The Postal Service first entered into the FedEx air transportation contract in 2001. On Aug. 2, 2006, the USPS announced that it had truncated the original contract and signed a new seven-year agreement that included an “immediate price reduction in all contract categories. ”The revised contract also allowed the Postal Service to continue outsourcing terminal-handling services.

Inexplicable Expenses

Other recent revelations by the OIG show that Postal Services managers were unable to account for at least $33 million in outsourced facilities-repair and vehicle operations during 2007, indicating a troubling lack of oversight of contractors’ work.

An OIG analysis released in March (report SA-AR-08- 004), found that the USPS managers could not explain what they got for the $27.6 million they paid contractors in the 33 states the investigation covered, in part because supervisors claimed they were not aware they were responsible for overseeing expenses. “The safety, security and serviceability of Postal Service facilities, employees and customers are at increased risk,’’ the report said. The lack of control in dealing with contractors means “an increased risk of fraud and abuse.”
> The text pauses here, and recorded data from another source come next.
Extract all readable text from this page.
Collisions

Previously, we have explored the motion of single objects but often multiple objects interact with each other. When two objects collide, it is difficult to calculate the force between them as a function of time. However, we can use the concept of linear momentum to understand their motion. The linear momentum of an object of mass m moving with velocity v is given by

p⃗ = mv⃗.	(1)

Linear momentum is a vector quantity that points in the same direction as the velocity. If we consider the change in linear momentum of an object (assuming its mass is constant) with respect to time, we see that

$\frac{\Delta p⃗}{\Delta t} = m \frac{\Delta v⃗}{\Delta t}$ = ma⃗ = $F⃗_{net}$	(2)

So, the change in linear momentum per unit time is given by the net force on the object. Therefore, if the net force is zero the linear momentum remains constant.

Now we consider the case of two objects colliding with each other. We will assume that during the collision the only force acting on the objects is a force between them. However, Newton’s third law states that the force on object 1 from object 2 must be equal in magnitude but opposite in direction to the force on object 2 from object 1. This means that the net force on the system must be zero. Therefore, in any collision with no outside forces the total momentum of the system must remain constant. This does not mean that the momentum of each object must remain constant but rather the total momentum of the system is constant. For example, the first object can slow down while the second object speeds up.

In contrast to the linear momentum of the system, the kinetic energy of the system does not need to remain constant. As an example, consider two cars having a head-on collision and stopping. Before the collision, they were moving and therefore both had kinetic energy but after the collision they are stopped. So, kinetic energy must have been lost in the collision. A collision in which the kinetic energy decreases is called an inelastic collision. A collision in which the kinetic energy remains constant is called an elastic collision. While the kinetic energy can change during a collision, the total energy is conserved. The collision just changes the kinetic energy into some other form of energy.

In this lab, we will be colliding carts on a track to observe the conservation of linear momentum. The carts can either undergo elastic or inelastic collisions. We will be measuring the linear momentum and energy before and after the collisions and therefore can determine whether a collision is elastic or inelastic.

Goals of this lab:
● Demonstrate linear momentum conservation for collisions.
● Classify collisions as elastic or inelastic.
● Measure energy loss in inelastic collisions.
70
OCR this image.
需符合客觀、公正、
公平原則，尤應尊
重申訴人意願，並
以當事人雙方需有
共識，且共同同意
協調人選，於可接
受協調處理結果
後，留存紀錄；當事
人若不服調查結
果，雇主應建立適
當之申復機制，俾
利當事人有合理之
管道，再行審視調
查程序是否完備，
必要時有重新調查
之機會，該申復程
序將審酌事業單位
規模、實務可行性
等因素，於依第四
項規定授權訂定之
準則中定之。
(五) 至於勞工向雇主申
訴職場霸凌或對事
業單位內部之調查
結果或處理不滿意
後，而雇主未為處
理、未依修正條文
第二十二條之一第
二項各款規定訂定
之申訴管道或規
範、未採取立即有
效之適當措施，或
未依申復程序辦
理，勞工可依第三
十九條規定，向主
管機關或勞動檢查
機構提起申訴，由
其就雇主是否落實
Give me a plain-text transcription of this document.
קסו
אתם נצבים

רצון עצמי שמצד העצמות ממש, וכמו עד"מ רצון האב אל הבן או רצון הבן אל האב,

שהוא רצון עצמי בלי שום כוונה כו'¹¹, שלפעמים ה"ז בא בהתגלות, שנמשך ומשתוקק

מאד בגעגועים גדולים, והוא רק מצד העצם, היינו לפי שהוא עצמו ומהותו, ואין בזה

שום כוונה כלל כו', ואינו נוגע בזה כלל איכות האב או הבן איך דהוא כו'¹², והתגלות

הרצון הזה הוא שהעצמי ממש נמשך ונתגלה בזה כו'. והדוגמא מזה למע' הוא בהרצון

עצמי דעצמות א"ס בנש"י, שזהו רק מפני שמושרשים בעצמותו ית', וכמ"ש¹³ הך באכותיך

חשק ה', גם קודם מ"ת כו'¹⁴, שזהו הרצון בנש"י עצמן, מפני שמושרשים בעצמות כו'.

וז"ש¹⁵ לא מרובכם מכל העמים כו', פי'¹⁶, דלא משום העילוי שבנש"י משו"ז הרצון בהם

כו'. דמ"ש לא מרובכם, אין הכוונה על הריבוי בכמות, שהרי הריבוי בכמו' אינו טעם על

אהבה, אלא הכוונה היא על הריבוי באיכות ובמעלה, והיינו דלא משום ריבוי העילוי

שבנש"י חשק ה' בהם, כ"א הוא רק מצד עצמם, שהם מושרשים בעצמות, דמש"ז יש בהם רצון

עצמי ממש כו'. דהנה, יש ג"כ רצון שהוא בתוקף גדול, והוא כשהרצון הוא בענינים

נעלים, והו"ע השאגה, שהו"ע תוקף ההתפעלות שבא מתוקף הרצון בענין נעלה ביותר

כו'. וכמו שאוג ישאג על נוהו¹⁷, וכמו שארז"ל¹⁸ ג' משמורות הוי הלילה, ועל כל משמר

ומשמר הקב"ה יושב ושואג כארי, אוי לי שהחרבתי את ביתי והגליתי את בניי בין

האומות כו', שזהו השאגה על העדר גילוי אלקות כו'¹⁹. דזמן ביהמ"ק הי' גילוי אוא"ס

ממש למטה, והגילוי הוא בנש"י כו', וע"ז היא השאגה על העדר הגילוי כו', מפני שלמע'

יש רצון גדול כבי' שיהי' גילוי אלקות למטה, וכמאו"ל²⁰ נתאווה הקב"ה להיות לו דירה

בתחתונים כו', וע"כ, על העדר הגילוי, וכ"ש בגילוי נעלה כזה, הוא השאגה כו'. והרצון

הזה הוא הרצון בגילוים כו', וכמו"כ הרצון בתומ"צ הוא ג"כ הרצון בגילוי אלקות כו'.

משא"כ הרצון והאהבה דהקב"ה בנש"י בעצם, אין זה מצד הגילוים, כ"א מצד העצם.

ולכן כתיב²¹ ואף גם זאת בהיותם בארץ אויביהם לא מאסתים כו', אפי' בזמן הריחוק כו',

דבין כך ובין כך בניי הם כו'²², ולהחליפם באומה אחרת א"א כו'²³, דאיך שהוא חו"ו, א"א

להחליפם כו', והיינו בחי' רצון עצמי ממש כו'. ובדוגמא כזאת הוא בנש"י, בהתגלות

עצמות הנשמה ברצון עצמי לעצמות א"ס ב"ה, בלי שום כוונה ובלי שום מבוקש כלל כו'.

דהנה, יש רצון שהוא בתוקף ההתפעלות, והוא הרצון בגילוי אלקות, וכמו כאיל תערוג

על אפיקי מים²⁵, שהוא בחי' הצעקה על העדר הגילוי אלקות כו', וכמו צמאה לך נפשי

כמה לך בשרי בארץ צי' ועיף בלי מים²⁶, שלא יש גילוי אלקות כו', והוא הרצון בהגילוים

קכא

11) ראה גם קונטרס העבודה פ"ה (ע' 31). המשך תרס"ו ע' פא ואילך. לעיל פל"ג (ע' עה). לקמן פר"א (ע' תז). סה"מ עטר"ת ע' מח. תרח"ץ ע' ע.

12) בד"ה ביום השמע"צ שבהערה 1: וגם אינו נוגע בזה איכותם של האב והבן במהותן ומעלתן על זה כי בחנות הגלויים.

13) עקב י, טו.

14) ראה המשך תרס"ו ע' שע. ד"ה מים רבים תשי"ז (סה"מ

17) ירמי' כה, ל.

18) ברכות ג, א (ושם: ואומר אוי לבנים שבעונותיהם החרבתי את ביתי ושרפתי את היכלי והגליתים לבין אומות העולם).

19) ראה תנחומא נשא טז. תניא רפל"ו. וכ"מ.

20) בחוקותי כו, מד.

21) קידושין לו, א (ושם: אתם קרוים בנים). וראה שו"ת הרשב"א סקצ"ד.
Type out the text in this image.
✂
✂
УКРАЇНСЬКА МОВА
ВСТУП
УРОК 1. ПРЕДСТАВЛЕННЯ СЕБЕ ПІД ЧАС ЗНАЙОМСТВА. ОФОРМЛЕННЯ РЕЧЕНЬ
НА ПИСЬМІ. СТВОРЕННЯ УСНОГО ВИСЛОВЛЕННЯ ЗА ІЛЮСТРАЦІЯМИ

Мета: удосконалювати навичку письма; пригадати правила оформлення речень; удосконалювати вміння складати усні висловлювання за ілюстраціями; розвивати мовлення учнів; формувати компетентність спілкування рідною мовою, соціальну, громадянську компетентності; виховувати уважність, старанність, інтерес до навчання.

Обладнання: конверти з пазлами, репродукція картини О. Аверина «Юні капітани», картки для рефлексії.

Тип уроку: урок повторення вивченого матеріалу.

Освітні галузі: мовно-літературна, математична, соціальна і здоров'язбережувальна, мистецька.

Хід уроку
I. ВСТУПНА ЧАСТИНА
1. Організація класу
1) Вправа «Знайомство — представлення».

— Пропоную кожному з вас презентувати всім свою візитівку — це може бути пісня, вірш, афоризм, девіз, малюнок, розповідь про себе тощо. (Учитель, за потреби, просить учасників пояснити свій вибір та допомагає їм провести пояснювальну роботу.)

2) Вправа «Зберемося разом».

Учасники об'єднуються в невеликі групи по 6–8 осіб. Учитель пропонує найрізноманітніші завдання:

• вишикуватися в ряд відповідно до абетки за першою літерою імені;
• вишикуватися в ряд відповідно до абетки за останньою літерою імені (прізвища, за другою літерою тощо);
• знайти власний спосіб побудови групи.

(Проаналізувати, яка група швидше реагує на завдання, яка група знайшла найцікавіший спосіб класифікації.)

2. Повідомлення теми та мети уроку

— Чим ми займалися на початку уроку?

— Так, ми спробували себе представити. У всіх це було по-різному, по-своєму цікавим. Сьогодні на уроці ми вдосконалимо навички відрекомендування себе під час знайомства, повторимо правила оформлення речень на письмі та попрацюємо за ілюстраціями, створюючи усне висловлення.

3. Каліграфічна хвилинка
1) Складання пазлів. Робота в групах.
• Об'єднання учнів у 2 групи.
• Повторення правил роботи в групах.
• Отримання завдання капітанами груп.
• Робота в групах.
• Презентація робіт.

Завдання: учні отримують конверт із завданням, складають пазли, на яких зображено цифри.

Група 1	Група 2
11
Another audit, released a day later, found that postal vehicles on city routes in 15 states had more than $5.8 million in questionable costs, with logbook entries showing that some had traveled millions of miles in a single accounting period, while others were recorded as having gone negative distances.

Public Security at Risk

“Allowing contractors to certify that their employees meet Postal Service security requirements,” a Feb. 12 OIG report noted, “could expose Postal Service employees, customers, the mail, and critical assets to unnecessary risk.”

Postal unions and national lawmakers frequently question whether allowing private contractors to conduct mail sorting, transportation, and maintenance work makes the mail stream more vulnerable.

After all, private-contractor employees are not sworn under the law to protect the mail, and they lack the training and experience necessary to protect the mail and the public from biohazards, explosives, and other dangers.

Furthermore, vendors’ employees are not subject to the same rigorous hiring standards as career postal workers, who undergo extensive government background checks.